The Government reserves the right to direct the Contractor to assign to the Government or another Contractor any subcontract awarded under this contract, including sub-tier subcontracts.

H.22 INFORMATION

A.

Management of Information Resources

The Contractor shall design and implement Information Resources Management (IRM) capabilities for the Hanford Site in accordance with the Office of Management and Budget (OMB) Circular A-130, Management of Federal Information Resources. The Contractor shall flow down the provisions of OMB Circular A-130 to all Major Subcontractors.

B.

Release of Information

(1)

Working with the RL Office of External Affairs (OEA) and the Records Manager when appropriate, the Contractor shall be responsible for developing, planning, and coordinating proactive approaches to timely dissemination of information regarding DOE unclassified activities onsite and offsite.

(2)

The Contractor shall be responsible for following DOE guidelines and/or procedures for all oral, written and audio/visual information material prepared for public use, including technical information.

C.

Unclassified, Controlled, Nuclear Information (UCNI)

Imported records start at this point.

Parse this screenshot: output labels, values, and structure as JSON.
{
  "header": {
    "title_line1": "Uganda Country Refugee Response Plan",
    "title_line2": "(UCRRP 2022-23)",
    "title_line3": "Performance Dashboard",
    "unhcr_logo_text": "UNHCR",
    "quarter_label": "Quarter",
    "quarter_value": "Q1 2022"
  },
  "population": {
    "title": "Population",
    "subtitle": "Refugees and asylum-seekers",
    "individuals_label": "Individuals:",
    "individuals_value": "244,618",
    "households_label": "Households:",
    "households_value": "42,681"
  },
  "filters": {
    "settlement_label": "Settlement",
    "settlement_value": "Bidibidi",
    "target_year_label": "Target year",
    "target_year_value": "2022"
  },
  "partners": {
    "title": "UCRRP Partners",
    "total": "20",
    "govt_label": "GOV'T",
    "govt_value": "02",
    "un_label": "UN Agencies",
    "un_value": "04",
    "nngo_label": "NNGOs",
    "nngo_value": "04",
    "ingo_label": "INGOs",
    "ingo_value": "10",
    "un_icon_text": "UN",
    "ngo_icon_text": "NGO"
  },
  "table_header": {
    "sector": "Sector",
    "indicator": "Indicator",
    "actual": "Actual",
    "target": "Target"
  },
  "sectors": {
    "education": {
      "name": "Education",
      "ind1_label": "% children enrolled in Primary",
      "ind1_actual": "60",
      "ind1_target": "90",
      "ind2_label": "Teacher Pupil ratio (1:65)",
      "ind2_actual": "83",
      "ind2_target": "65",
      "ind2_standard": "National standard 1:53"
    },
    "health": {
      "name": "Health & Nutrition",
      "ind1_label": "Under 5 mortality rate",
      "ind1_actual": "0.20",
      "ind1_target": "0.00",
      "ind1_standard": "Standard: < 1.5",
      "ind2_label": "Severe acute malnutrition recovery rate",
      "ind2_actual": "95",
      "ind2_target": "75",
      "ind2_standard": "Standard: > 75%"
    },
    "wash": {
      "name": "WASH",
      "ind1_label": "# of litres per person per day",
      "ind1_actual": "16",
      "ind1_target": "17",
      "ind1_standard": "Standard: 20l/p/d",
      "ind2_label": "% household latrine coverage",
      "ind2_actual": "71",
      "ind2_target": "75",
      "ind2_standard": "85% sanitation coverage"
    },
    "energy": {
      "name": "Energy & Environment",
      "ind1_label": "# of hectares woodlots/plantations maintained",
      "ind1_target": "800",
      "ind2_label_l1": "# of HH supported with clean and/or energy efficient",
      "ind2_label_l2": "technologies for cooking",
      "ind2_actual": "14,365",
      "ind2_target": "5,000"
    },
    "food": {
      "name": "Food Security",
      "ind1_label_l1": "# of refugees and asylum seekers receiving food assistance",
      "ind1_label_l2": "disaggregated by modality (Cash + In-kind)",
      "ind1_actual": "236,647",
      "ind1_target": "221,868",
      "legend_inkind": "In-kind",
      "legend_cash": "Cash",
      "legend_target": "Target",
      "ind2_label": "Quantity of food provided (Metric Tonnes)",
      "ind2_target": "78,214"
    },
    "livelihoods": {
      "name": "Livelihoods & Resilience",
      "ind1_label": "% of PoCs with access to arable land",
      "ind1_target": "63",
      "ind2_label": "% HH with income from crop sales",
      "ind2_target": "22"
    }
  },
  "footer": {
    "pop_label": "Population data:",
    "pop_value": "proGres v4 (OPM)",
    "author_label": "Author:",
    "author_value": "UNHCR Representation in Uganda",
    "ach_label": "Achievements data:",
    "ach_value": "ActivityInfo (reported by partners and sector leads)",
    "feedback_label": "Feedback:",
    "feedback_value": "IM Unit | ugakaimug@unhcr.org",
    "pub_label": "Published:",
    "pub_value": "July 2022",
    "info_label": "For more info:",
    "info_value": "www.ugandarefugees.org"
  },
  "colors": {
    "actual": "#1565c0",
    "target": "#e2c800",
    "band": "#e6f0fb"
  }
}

Documents originated by the Contractor or furnished by the Government to the Contractor, in connection with this contract, may contain Unclassified, Controlled, Nuclear Information as determined pursuant to Section 148 of the Atomic Energy Act of 1954, as amended. The Contractor shall be responsible for protecting such information from unauthorized dissemination in accordance with DOE regulations and directives and the contract clauses entitled “Security” and “Classification/Declassification.”

D.

Confidentiality of Information

To the extent that the work under this contract requires that the Contractor be given access to confidential or proprietary business, technical, or financial information belonging to the Government or other companies, the Contractor shall, after receipt thereof, treat such information as confidential and agrees not to appropriate such information to its own use or to disclose such information to third parties unless specifically authorized by the Contracting Officer in writing. The foregoing obligations, however, shall not apply to:

(1)

Information which, at the time of receipt by the Contractor, is in the public domain;

(2)

Information which is published after receipt thereof by the Contractor or otherwise becomes part of the public domain through no fault of the Contractor;

(3)

Information which the Contractor can demonstrate was in its possession at the time of receipt thereof and was not acquired directly or indirectly from the Government or other companies;

(4)

Information which the Contractor can demonstrate was received by it from a third party who did not require the Contractor to hold it in confidence.

The Contractor shall obtain the written agreement, in a form satisfactory to the Contracting Officer, of each employee permitted access to such information, whereby the employee agrees that he will not discuss, divulge or disclose any such information or data to any person or entity except those persons within the Contractor’s organization directly concerned with the performance of the contract.

The Contractor agrees, if requested by the Government, to sign an agreement identical, in all material respects, to the provisions of this subparagraph D., with each company supplying information to the Contractor under this contract, and to supply a copy of such agreement to the Contracting Officer. From time to time upon request of the Contracting Officer, the Contractor shall supply the Government with reports itemizing information received as confidential or proprietary and setting forth the company or companies from which the Contractor received such information.

The Contractor agrees that upon request by DOE, it will execute a DOE-approved agreement with any party whose facilities or proprietary data it is given access to or is furnished, restricting use and disclosure of the data or the information obtained from the facilities. Upon request by DOE, such an agreement shall also be signed by Contractor personnel.

E.

The Government reserves the right to require the Contractor to include this clause or a modified version of this clause in any subcontract as directed in writing by the Contracting Officer.